A man addicted to filming everything around him makes a movie that's mostly about his troubled love life. His love life's chief trouble, in turn, is that he keeps filming everything around him.

4. Chicken Minced Meat
Directed by Harry Egipt

Yes, I'm telling you that the fourth best motion picture of 1986 was a TV commercial. Not just that: It's a TV commercial from the Soviet fucking Union. I am aware that this sounds ridiculous. But have you seen the ad? It's the most insane goddamn thing, and I was tempted put it at #1.

5. The Singing Detective
Written by Dennis Potter
Directed by Jon Amiel

I haven't watched the big-screen remake of this miniseries, and I have a hard time seeing how it could work at feature length. Potter's story of a disfigured detective writer's fever dreams is best told at a leisurely pace, with plenty of time to get lost in the hero's hallucinations and memories.

6. Manon of the Spring
Directed by Claude Berri
Written by Berri and Gerard Brach, from a novel by Marcel Pagnol

To borrow a line from another picture: "You mean, all this time we could've been friends?"

7. Jean de Florette
Directed by Claude Berri
Written by Berri and Gerard Brach, from a novel by Marcel Pagnol

You see that movie at #6? It's the second half of a two-part story.
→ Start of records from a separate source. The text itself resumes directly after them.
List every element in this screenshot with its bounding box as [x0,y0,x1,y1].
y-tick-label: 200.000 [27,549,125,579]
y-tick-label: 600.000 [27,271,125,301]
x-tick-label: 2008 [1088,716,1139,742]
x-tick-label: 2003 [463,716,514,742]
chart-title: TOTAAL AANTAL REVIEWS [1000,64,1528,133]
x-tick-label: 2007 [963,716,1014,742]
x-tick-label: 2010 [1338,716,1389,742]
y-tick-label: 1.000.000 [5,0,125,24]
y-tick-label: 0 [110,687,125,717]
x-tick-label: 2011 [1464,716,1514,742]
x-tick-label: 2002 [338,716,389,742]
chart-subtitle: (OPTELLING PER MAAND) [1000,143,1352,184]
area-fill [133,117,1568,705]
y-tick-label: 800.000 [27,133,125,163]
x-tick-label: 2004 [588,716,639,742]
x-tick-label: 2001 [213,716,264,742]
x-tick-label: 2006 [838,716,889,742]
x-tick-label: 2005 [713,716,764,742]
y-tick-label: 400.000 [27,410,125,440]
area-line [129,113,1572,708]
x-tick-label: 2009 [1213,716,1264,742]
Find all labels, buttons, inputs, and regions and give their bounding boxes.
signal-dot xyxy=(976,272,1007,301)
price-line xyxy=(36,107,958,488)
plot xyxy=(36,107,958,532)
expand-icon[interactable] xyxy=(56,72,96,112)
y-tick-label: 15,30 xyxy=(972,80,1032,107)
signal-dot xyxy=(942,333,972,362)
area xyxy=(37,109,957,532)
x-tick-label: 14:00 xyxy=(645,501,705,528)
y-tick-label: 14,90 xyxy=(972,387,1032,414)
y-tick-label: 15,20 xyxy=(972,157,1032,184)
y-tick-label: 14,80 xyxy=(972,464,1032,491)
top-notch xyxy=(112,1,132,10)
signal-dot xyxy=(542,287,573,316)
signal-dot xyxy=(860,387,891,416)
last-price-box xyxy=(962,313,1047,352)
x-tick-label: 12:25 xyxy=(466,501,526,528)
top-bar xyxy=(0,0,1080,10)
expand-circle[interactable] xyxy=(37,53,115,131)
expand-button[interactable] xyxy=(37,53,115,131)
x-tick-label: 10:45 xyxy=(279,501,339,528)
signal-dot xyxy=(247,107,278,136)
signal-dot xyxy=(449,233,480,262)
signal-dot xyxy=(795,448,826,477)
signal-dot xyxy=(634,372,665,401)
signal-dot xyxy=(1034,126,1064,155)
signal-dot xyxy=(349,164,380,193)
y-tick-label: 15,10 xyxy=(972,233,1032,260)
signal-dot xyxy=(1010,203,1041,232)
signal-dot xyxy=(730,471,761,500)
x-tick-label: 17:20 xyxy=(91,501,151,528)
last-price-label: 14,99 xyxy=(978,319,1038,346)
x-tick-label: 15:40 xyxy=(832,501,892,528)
You need to watch this one first.

8. River's Edge
Directed by Tim Hunter
Written by Neal Jimenez

A punk In Cold Blood.

9. True Stories
Directed by David Byrne
Written by Byrne, Stephen Tobolowsky, and Beth Henley

We all live here now.

10. Stand by Me
Directed by Rob Reiner
Written by Raynold Gideon and Bruce A. Evans, from a novella by Stephen King

There aren't many decent Stephen King adaptations, and these days there aren't many decent Rob Reiner films either. For the two to coincide is extraordinary.

Honorable mentions:

11. Blue Velvet (David Lynch)
12. Man Facing Southeast (Eliseo Subiela)
13. 'Round Midnight (Bertrand Tavernier)
14. The Green Ray (Éric Rohmer)
15. Henry: Portrait of a Serial Killer (John McNaughton)
16. The Fly (David Cronenberg)
17. RocketKitKongoKit (Craig Baldwin)
18. The Decline of the American Empire (Denys Arcand)
19. Salvador (Oliver Stone)
20. Nomads (John McTiernan)

Yes, Nomads. (It's McTiernan's finest film, dammit.) Plus a shout-out to Ferris Bueller's Day Off, the best by far of the John Hughes teen cycle.

Of the movies of 1986 that I haven't seen, I'm most interested in The Mosquito Coast.